Et ce fut une course éperdue, chacun cherchant à fuir ce lieu, vulnérable entre tous, à l'approche du cataclysme. Pour ma part, je fus pris d'une terreur pire que celle de Sully, car au lieu de me sentir relativement protégé dans la foule au fond du ravin, je me suis retrouvé seul, perdu tout à coup, ma mère, comme tous les autres, elle-même disparue, réfugiée je ne savais où, si bien que la peur me cloua sur place, dans ce chaos de voitures et de camions, en plein milieu des citernes. Tétanisé, aveugle, stupide, je restai là sans mouvements et sans pensée, comme vidé de moi-même, quand un bruit fort me rendit mes facultés ; c'était l'avion, arrivant presque au-dessus de moi. [...]
Je me suis précipité sous un camion qui se trouvait là, refuge d'ailleurs illusoire, et je m'y suis recroquevillé, tout entier pris par l'idée que, d'une minute à l'autre, j'allais peut-être brûler vif. [...] Concentré dans ma peau, je ne cherchais qu'à me terrer sous mon camion, à m'enfoncer dans le sol, comme un animal traqué dans son trou.
Témoignage
Il faut penser à sauver sa peau

Les vautours à croix gammée

Les Stukas, vautours à croix gammées sur les routes de l'exode en 1940
Roger raconte qu'il a subi quatre heures durant tin de ces bombardements. Les stukas n'étaient pas impressionnants en eux-mêmes, ils ressemblaient à de vieux biplans « lents et démodés ». Ils paraissaient par trois, quatre ou cinq. Pas de « vibration profonde des escadres », un « teuf-teuf » archaïque d'avions qui se suivent à la queue leu-leu, dont les roues ne se rentrent pas en vol.
Mais ces vautours à croix gammée, à deux cents mètres du sol, épient leur proie sans se presser, repérant la cible avec soin. Ils sont effrayants au piqué, quand les « petites crottes noires » se détachent des ailes pour exploser en une pluie d'éclats mortels. On voit « l'avion vous foncer dessus personnellement, visant votre ventre, avec l'oeil cruel de l'hélice qui vous ajustait, vous fascinait ».
Le degré de peur se mesure à celui des décibels. Au sol les enfants hurlent, les mères ensanglantées titubent. L'asphalte de la route vole en éclats, les vitres des voitures explosent. Ils descendent en arrachant les tympans jusqu'à cinquante mètres, à portée de mousqueton, de revolver.
Quand ils repartent, les soutes vides, les suivants sont là, le ciel n'est jamais désert, ils semblent innombrables. Ils vont se poser sur les aérodromes du Rhin, faire leur plein d'essence et de bombes et reviennent aussitôt. Ils sont les maîtres du ciel, lâchent la foudre où ils veulent. Personne ne peut se cacher, se mettre à l'abri. Ils voient tout et frappent comme l'éclair, sans être contrariés. Ikor n'a jamais vu abattre un stuka. Ils sont la première tarentule de l'exode, l'incessante banderille qui vient stimuler le corps amorphe de la colonne innombrable. Si les partants n'ont pas de destination précise, ils savent qu'ils veulent gagner, au plus tôt, un pays qui ignore les stukas.

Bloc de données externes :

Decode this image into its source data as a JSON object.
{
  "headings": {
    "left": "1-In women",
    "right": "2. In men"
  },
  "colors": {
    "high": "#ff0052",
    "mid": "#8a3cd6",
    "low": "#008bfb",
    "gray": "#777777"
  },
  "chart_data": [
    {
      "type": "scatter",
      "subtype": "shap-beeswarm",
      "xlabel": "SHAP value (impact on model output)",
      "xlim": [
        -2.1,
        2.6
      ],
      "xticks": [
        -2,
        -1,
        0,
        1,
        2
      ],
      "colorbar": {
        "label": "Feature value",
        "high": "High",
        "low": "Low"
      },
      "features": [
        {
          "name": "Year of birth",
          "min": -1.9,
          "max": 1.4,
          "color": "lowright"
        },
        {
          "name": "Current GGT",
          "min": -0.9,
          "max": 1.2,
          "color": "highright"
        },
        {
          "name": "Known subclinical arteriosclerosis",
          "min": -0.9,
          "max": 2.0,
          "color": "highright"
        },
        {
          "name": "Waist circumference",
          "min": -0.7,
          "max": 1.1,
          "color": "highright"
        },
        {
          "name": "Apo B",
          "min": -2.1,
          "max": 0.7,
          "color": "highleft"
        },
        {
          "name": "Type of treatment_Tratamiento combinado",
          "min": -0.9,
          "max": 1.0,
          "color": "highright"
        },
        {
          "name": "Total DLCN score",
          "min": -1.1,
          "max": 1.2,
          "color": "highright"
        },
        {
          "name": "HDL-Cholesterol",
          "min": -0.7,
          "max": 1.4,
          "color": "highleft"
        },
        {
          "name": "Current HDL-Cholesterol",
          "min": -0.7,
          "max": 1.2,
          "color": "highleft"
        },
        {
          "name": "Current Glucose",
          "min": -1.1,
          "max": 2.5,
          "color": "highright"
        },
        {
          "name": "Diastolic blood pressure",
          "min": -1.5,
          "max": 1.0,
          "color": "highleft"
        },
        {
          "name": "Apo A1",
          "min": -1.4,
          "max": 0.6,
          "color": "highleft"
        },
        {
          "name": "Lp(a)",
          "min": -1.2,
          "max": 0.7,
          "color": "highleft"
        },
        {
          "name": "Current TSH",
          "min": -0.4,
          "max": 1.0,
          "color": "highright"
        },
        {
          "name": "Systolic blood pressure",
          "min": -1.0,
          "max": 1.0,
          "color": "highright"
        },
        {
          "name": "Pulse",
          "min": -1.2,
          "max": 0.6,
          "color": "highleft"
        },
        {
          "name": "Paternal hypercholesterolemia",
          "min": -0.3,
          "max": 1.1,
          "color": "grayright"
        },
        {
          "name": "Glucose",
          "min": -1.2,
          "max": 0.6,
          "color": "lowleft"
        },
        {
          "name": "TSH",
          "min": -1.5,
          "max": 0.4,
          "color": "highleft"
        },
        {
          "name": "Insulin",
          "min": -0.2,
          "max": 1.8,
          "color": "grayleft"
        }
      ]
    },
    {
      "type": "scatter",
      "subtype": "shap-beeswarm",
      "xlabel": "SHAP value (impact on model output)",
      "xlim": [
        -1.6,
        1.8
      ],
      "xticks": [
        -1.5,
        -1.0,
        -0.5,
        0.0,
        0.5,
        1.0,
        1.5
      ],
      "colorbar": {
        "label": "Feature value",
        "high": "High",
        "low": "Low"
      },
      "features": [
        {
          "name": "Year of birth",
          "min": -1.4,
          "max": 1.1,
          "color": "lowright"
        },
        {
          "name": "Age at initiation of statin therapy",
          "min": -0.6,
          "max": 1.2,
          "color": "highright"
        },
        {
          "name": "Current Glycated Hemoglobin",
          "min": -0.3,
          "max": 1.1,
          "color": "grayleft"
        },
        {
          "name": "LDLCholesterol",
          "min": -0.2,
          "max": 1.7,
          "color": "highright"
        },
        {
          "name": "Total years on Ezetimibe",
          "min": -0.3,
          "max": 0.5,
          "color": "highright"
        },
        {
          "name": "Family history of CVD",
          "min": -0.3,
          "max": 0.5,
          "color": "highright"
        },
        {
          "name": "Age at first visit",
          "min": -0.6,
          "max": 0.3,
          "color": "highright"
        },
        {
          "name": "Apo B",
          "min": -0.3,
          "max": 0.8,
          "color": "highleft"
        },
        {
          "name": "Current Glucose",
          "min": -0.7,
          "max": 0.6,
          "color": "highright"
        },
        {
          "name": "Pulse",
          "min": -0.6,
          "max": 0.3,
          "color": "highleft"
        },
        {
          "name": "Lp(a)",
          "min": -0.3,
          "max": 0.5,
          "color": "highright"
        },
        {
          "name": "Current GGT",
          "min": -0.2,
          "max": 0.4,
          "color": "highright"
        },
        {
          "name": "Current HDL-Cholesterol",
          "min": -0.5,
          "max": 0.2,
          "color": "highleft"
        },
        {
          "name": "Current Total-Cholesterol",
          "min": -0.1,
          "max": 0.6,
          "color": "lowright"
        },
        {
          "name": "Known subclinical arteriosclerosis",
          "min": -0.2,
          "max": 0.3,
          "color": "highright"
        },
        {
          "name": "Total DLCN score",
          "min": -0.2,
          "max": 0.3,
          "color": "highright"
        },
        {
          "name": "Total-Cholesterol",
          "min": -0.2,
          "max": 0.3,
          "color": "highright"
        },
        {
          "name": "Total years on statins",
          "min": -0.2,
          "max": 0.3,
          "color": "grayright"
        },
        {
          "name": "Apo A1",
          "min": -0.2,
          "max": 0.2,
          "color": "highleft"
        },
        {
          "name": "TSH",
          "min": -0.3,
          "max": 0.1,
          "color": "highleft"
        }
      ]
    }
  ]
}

Le bombardement d'Abbeville

Bombardement des villes pendant la bataille de France en 1940
De 9 heures à 17 heures, les raids sont incessants. La DCA française a été neutralisée d'entrée de jeu. Aucun chasseur allié ne vient contrarier les bombardiers à croix noire. La ville incendiée se consume, sans que les pompiers, qui ont perdu trois hommes, dont leur capitaine, puissent éteindre le feu. Plusieurs centaines de blessés ont reçu des soins à l'hôpital, et le flux des brancardiers ne cesse pas. La morgue est saturée : on dispose les cadavres souvent méconnaissables dans un jardin. Il est d'autant plus difficile de les identifier qu'ils ne sont pas des habitants d'Abbeville. La plupart des victimes sont des gens de passage.
Ceux d'Abbeville sont partis, souvent pour la Normandie, le 19 mai. Ils ont reçu des informations de certains officiers de la petite garnison de recrutement régional qui ont encouragé les départs. Comme à Reims, ou à Sedan, les possesseurs d'automobiles sont partis les premiers : professions libérales, commerçants, entrepreneurs, notaires, marchands. Ils ont rejoint sur la route les Amiénois qui ont déserté leur cité aux quatre cinquièmes, et les Picards des bourgs ruraux.
Pendant toute la journée du 19 mai, à Abbeville, tout semblait encore possible aux réfugiés venus du Nord. Les sirènes de la défense passive ont sonné à plusieurs reprises, portant la panique à son comble, sans qu'aucun avion allemand ne se soit présenté. L'église Saint Jacques a été garnie de paille pour que les réfugiés puissent s'y reposer. Les gens d'Abbeville leur emboîtent le pas quand ils demandent la direction de la gare.
Ils ont été plusieurs centaines ce jour-là à s'être embarqués dans un train. La gare n'est pas bombardée le 19 mai, les convois s'y succèdent encore, drainant les gens de Lille, d'Arras et de Douai arrivés par la route. La ligne d'Amiens est coupée, seule celle d'Abbeville peut encore évacuer les passagers vers le sud. A l'étape, les habitants de Tourcoing racontent aux Abbevillois qu'ils n'ont plus de maire, ni de pompiers, ni d'agents de police. Ceux d'Arras assurent que la préfecture est vide et que les blessés sont abandonnés dans leurs lits. Dans les prisons, tous les détenus n'ont pas été libérés. Ils ont été abandonnés dans leurs cellules fermées, sans vivres et sans eau.
Le bombardement des gares d'Abbeville est meurtrier. Des réfugiés belges venant de Tournai attendent depuis le 16 mai leur évacuation à la « gare anglaise », un triage construit par l'armée britannique en 1916. Le 19, les réfugiés sont encore là. Le 20, à 11 h 30, ils sont bombardés par les lourds Heinkel qui détruisent les trains alignés sur le triage, écrasent les abris des baraquements. Même attaque de la gare principale d'Abbeville, où l'on enterre deux cent quatre-vingts victimes et quatre cent soixante autres à la « gare anglaise ».
Les vieillards de l'hospice ont été regroupés dans les caves, les détenus de la prison ont été libérés, sans doute par leurs gardiens. Où sont les autorités ? Pas de sous-préfet, pas de maire. Deux adjoints s'évertuent à mettre en place des organisations de secours. Un antiquaire, ancien combattant, dirige les équipes formées de bénévoles. Des curés se dévouent, transportant les blessés en brouette, aidés par les agents du chemin de fer, les scouts, des habitantes dévouées qui s'improvisent infirmières.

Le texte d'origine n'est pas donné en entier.